"Meteors enter the atmosphere at speeds ranging from 11 km/sec...to 72 km/sec
...
The wide range in meteoroid speeds is caused partly by the fact that the Earth itself is traveling at about 30 km/sec (67,000 mph) as it revolves around the sun. On the evening side, or trailing edge of the Earth, meteoroids must catch up to the earth’s atmosphere to cause a meteor, and tend to be slow. On the morning side, or leading edge of the earth, meteoroids can collide head-on with the atmosphere and tend to be fast."
The "relatively slow" 11 km/sec is still 39.600 km/h, or around Mach 30 (although that depends on air density and temperature), so still pretty fast I would say...
There's no authoritatively correct reference for what "slow" or "fast" should mean in extraterrestrial contexts, however, I think it makes sense to look at it like this:
Suppose you were watching a (CGI) movie or a video of a meteor hitting Earth, with the whole globe on screen.
The diameter of the Earth is almost 13,000 km.

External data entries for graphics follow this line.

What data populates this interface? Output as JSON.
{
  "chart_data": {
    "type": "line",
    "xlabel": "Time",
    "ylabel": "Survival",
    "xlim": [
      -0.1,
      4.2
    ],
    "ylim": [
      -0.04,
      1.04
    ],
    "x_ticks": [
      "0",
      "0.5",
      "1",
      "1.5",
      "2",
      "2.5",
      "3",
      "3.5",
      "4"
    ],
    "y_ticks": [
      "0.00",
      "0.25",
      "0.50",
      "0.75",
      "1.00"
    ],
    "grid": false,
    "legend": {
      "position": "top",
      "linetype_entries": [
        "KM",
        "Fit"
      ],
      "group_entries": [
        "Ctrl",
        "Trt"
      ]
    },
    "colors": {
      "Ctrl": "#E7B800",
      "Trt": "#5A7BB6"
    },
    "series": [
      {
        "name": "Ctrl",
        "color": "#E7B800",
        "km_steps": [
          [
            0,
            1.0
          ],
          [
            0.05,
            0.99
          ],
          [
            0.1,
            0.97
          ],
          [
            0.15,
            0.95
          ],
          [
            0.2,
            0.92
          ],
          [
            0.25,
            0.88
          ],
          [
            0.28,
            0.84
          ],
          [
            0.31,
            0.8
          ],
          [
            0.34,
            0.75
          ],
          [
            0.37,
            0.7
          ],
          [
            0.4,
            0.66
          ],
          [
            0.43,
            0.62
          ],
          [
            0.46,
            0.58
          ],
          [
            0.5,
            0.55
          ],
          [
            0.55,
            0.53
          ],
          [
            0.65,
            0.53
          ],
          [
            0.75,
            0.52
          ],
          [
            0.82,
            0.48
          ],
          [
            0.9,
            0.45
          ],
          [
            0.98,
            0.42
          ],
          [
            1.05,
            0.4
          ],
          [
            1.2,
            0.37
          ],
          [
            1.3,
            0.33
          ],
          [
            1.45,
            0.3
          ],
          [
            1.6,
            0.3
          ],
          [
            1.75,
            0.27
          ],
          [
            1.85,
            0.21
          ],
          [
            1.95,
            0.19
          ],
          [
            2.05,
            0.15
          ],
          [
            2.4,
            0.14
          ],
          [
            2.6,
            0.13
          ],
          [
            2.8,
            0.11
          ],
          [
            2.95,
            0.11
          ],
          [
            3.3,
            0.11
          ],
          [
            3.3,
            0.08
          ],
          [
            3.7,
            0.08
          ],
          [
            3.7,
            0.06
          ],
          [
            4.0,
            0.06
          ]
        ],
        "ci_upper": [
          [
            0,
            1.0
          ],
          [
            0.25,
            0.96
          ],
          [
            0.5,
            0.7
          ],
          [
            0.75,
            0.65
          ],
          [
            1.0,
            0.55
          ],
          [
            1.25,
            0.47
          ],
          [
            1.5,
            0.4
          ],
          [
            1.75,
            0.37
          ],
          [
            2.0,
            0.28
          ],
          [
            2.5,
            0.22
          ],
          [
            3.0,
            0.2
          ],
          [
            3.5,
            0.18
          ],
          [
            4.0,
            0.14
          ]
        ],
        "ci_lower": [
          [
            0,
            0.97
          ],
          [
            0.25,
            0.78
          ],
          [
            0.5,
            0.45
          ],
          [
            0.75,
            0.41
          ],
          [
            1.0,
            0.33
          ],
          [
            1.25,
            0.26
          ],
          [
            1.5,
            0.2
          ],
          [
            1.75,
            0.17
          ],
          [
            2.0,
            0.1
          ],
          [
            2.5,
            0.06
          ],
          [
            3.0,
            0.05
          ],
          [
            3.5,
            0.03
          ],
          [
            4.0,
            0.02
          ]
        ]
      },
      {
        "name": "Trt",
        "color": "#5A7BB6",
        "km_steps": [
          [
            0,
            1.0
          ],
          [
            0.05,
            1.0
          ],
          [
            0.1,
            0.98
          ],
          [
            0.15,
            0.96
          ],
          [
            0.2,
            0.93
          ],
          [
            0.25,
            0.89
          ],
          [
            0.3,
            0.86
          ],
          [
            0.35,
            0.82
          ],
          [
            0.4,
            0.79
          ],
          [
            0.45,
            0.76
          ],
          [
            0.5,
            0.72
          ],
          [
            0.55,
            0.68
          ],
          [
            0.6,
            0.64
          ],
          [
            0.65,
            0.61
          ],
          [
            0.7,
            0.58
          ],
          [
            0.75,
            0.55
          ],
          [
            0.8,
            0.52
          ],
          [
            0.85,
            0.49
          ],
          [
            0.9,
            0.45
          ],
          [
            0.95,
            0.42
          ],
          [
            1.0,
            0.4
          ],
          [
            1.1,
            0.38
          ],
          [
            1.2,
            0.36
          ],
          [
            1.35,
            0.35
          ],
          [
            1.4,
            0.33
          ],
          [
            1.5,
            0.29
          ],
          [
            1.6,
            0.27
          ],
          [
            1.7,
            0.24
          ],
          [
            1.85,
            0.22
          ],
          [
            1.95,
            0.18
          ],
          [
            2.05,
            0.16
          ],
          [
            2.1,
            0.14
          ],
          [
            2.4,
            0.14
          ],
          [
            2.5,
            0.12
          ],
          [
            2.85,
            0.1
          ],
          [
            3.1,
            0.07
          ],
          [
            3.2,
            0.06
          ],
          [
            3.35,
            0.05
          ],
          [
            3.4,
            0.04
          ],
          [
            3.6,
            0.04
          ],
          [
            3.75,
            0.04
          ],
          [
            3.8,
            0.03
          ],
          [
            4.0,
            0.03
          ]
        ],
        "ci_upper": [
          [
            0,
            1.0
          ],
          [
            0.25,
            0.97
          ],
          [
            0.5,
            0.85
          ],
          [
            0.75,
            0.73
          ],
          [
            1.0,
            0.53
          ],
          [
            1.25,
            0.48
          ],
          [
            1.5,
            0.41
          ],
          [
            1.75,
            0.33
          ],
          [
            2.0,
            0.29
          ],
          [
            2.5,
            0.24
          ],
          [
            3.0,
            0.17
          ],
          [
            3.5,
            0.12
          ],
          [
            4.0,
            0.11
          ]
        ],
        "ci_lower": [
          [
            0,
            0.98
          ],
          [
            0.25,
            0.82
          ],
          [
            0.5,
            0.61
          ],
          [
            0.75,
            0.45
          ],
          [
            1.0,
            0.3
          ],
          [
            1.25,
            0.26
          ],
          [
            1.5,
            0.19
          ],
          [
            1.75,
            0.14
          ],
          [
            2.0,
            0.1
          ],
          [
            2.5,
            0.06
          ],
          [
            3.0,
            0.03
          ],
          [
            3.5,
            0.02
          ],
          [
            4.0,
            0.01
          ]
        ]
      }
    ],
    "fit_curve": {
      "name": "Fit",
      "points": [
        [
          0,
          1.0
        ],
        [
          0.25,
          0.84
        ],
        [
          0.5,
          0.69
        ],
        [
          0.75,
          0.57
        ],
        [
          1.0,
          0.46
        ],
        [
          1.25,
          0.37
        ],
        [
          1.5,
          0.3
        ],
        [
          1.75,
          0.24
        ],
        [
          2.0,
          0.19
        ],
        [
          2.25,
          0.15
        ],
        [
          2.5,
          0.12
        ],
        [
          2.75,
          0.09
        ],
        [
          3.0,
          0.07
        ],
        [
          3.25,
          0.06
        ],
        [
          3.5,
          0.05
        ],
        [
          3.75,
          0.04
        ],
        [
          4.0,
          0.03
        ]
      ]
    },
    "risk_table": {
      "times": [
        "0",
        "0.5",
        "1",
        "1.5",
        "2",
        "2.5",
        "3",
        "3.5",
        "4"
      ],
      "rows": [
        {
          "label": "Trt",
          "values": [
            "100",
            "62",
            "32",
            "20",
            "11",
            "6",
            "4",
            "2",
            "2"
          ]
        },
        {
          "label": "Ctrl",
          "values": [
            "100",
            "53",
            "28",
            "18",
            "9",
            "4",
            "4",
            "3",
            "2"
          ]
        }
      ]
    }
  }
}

So a meteor(oid) going even 70 km/s is going to take 3 minutes to hit from one diameter away.
It should look like it's barely moving on a planetary scale.

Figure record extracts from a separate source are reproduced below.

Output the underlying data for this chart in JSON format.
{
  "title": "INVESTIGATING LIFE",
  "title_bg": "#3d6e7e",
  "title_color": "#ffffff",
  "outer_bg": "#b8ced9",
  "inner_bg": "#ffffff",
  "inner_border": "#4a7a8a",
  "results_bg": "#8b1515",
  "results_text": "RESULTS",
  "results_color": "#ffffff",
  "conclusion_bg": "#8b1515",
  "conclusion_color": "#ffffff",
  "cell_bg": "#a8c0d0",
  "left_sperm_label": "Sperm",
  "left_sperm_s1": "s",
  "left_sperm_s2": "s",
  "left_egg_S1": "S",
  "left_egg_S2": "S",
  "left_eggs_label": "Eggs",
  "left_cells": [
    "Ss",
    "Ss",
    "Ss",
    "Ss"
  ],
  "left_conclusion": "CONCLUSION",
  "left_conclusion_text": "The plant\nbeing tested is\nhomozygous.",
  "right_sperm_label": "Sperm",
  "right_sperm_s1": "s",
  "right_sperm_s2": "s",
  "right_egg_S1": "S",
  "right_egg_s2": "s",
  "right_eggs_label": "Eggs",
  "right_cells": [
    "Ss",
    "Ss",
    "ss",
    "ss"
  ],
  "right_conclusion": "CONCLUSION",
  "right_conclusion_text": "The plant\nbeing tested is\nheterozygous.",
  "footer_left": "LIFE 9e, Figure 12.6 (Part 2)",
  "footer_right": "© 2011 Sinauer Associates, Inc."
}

The scale of things in astronomy is humbling to say the least. "Close" can be 1 light-year away... That's 9.4607e+12 km. "Slow" is Mach 30. We're nothing at that scale.
"Ann Elizabeth Fowler Hodges...was an American woman known for being the first documented individual not only to be struck by a meteorite, but also to live through the encounter."
Here's another factor: When something is far away from you, it appears to travel slower. For example, the sun is ~150M kilometers away. As the earth rotates through a day, from our perspective it travels ~942M kilometers, meaning it appears to be traveling at 40 million kph through the sky. However, it's just sitting there in one spot.
First likely hit I found:
"Meteors enter the atmosphere at speeds ranging from 11 km/sec...to 72 km/sec ... The wide range in meteoroid speeds is caused partly by the fact that the Earth itself is traveling at about 30 km/sec (67,000 mph) as it revolves around the sun. On the evening side, or trailing edge of the Earth, meteoroids must catch up to the earth’s atmosphere to cause a meteor, and tend to be slow. On the morning side, or leading edge of the earth, meteoroids can collide head-on with the atmosphere and tend to be fast."